Abstract

The work reported here describes the use of hyperspectral imagery for discriminating and mapping the mineralogy of surface materials at a semi-arid site in New South Wales, Australia. Hyperspectral imagery for the Mrangelli test site near Cobar was acquired by the HyMap instrument, a 126-channel, high spectral and spatial resolution airborne scanner. Ground investigations demonstrate that HyMap is able to acquire spectra of 5 m pixels that have a similar spectral resolution to spectra acquired with a field spectrometer. Unmixing of endmembers from calibrated HyMap imagery allowed outcrops of maghemite-rich pisoid lags, lithic lags, ferrolithic lags, metasediments and soils to be discriminated and mapped.
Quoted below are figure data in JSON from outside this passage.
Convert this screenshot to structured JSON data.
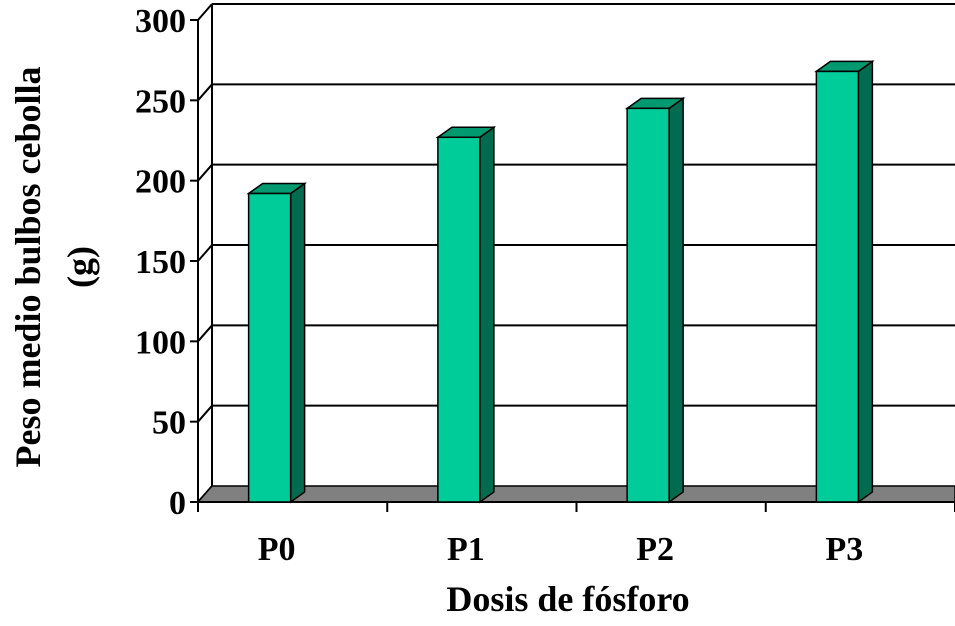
{
  "chart_data": {
    "type": "bar",
    "title": "",
    "xlabel": "Dosis de fósforo",
    "ylabel_line1": "Peso medio bulbos cebolla",
    "ylabel_line2": "(g)",
    "categories": [
      "P0",
      "P1",
      "P2",
      "P3"
    ],
    "values": [
      192,
      227,
      245,
      268
    ],
    "ylim": [
      0,
      300
    ],
    "yticks": [
      "0",
      "50",
      "100",
      "150",
      "200",
      "250",
      "300"
    ],
    "grid": true,
    "style": "3d-column",
    "colors": {
      "bar_front": "#00CC99",
      "bar_top": "#009970",
      "bar_side": "#006B4F",
      "floor": "#808080",
      "grid": "#000000"
    }
  }
}
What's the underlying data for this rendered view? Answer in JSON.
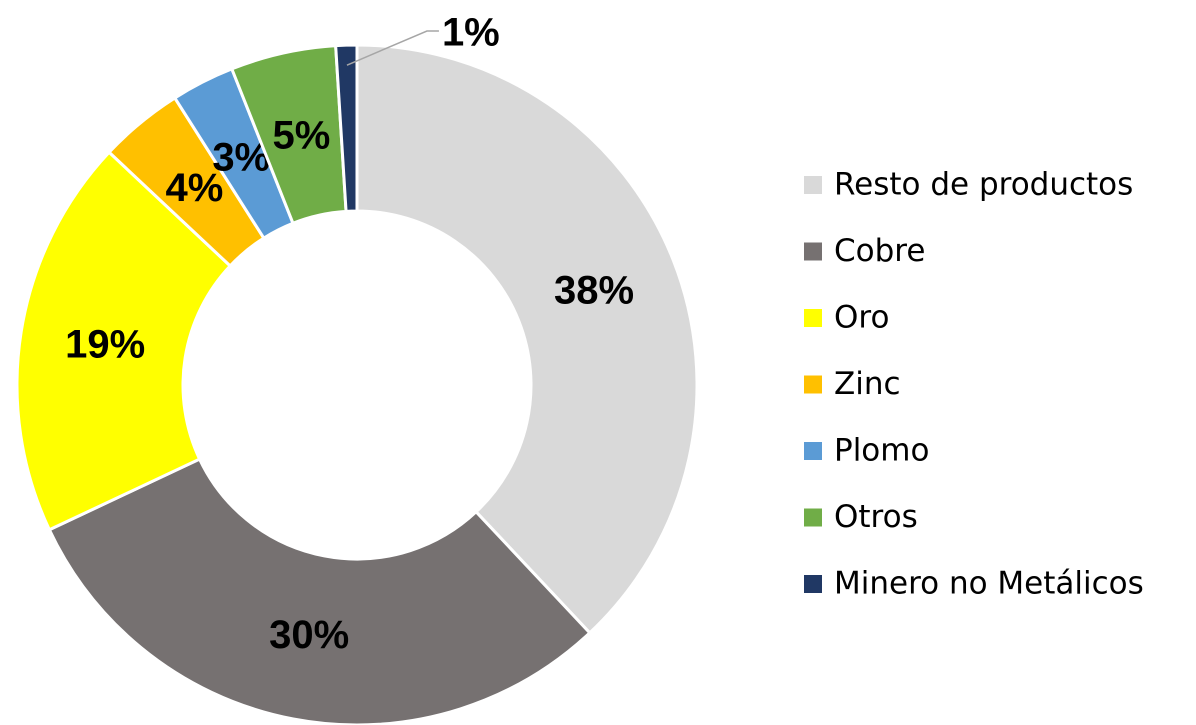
{
  "chart_data": {
    "type": "pie",
    "categories": [
      "Resto de productos",
      "Cobre",
      "Oro",
      "Zinc",
      "Plomo",
      "Otros",
      "Minero no Metálicos"
    ],
    "values": [
      38,
      30,
      19,
      4,
      3,
      5,
      1
    ],
    "value_labels": [
      "38%",
      "30%",
      "19%",
      "4%",
      "3%",
      "5%",
      "1%"
    ],
    "colors": [
      "#d9d9d9",
      "#767171",
      "#ffff00",
      "#ffc000",
      "#5b9bd5",
      "#70ad47",
      "#203864"
    ],
    "donut": true,
    "legend": "right"
  }
}
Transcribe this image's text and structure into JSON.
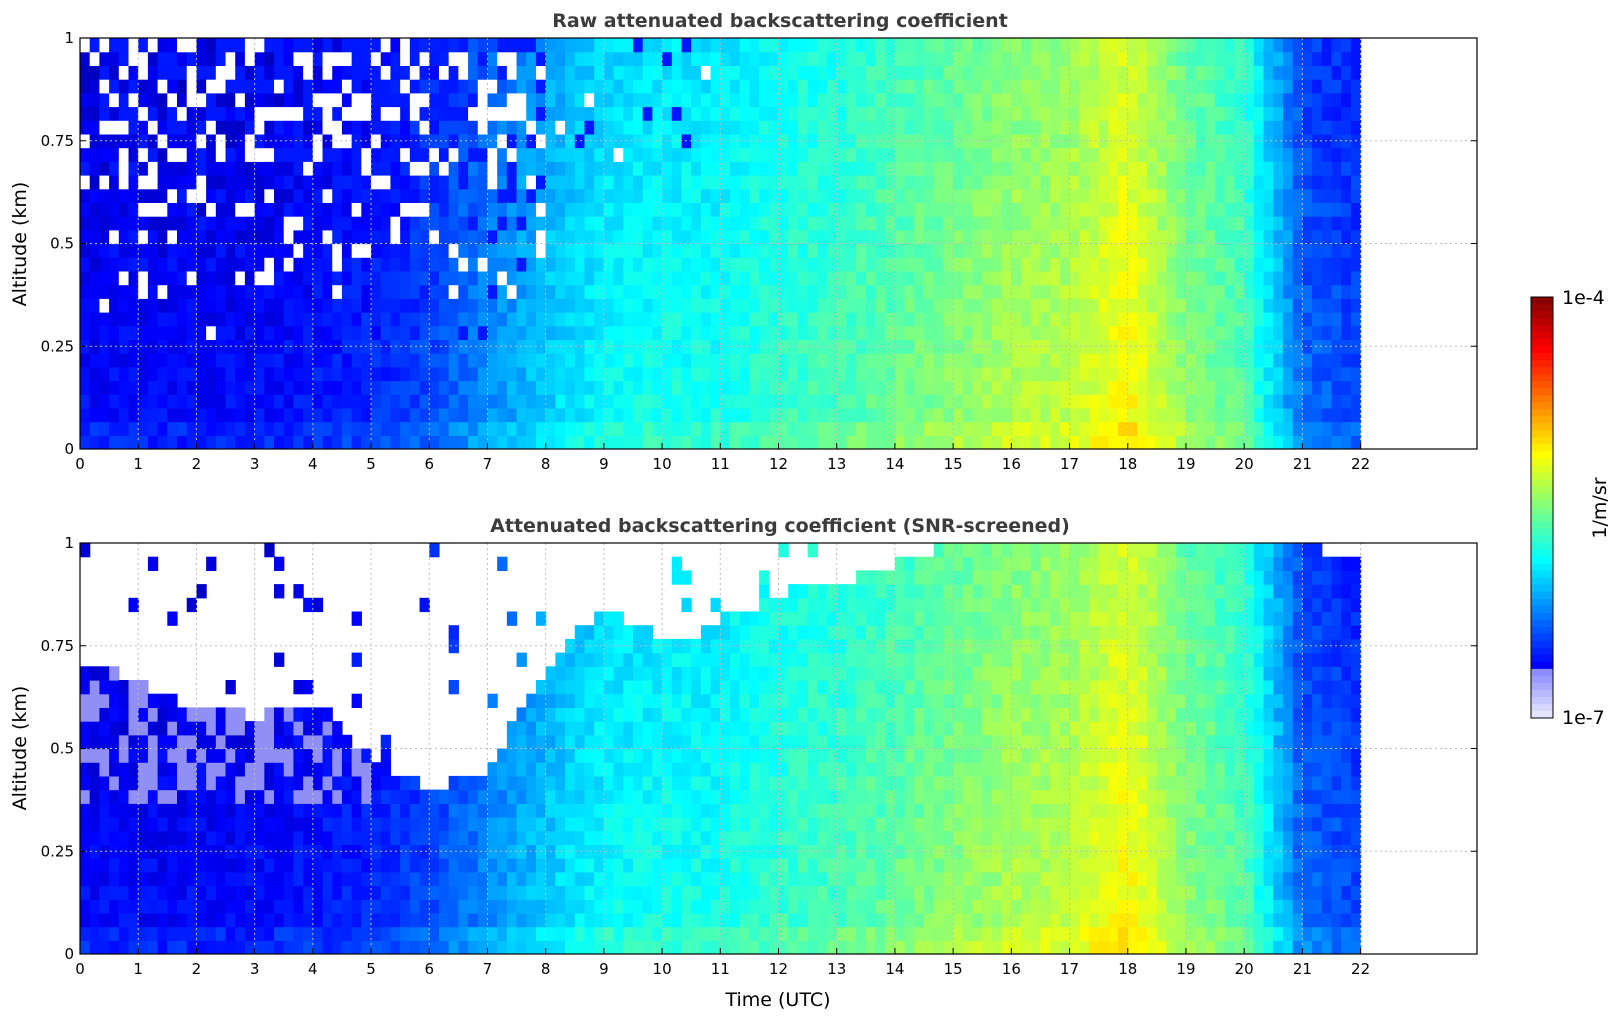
{
  "colors": {
    "jet_low": "#0000ff",
    "jet_high": "#800000",
    "title_color": "#3c3c3c",
    "grid_color": "#bdbdbd"
  },
  "chart_data": [
    {
      "type": "heatmap",
      "title": "Raw attenuated backscattering coefficient",
      "xlabel": "",
      "ylabel": "Altitude (km)",
      "xlim": [
        0,
        24
      ],
      "ylim": [
        0,
        1
      ],
      "x_ticks": [
        "0",
        "1",
        "2",
        "3",
        "4",
        "5",
        "6",
        "7",
        "8",
        "9",
        "10",
        "11",
        "12",
        "13",
        "14",
        "15",
        "16",
        "17",
        "18",
        "19",
        "20",
        "21",
        "22"
      ],
      "y_ticks": [
        "0",
        "0.25",
        "0.5",
        "0.75",
        "1"
      ],
      "grid": true,
      "data_extent_x": [
        0,
        22
      ],
      "time_profile_hours": [
        0,
        1,
        2,
        3,
        4,
        5,
        6,
        7,
        8,
        9,
        10,
        11,
        12,
        13,
        14,
        15,
        16,
        17,
        18,
        19,
        20,
        21,
        22
      ],
      "log10_backscatter_estimate": [
        -6.6,
        -6.6,
        -6.6,
        -6.6,
        -6.55,
        -6.5,
        -6.4,
        -6.2,
        -6.0,
        -5.85,
        -5.8,
        -5.8,
        -5.7,
        -5.65,
        -5.55,
        -5.45,
        -5.35,
        -5.3,
        -5.1,
        -5.45,
        -5.6,
        -6.3,
        -6.4
      ]
    },
    {
      "type": "heatmap",
      "title": "Attenuated backscattering coefficient (SNR-screened)",
      "xlabel": "Time (UTC)",
      "ylabel": "Altitude (km)",
      "xlim": [
        0,
        24
      ],
      "ylim": [
        0,
        1
      ],
      "x_ticks": [
        "0",
        "1",
        "2",
        "3",
        "4",
        "5",
        "6",
        "7",
        "8",
        "9",
        "10",
        "11",
        "12",
        "13",
        "14",
        "15",
        "16",
        "17",
        "18",
        "19",
        "20",
        "21",
        "22"
      ],
      "y_ticks": [
        "0",
        "0.25",
        "0.5",
        "0.75",
        "1"
      ],
      "grid": true,
      "data_extent_x": [
        0,
        22
      ],
      "screen_top_hours": [
        0,
        1,
        2,
        3,
        4,
        5,
        6,
        7,
        8,
        9,
        10,
        11,
        12,
        13,
        14,
        15,
        16,
        17,
        18,
        19,
        20,
        21,
        22
      ],
      "screen_top_km": [
        0.72,
        0.66,
        0.6,
        0.58,
        0.6,
        0.48,
        0.4,
        0.45,
        0.7,
        0.85,
        0.75,
        0.8,
        0.88,
        0.9,
        0.95,
        1.0,
        1.0,
        1.0,
        1.0,
        1.0,
        1.0,
        1.0,
        0.95
      ]
    }
  ],
  "colorbar": {
    "label": "1/m/sr",
    "max_label": "1e-4",
    "min_label": "1e-7",
    "range": [
      1e-07,
      0.0001
    ],
    "scale": "log",
    "colormap": "jet"
  }
}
The pisoid lag is shown by field and image spectra to be a mixture of hematite/maghemite Fe oxides and kaolinite. Lithic lags show features that resemble mixtures of hematite and illite. Class maps derived from the visible and near-infrared (VISNIR) part of the spectrum delineate terrain elements distinguished by their Fe mineralogy and content. Class maps derived from the shortwave infrared part (SWIR) of the spectrum delineate terrain elements distinguished by their clay mineralogy, content and crystallinity. Unique combinations of VISNIR- and SWIR-derived terrain elements define geomorphic terrains common within the region. It is proposed that maps of lag distribution and the accompanying terrains derived from HyMap imagery could be used to differentiate in-situ from transported materials and therefore aid in the planning of sample locations for soil and lag geochemistry exploration programmes.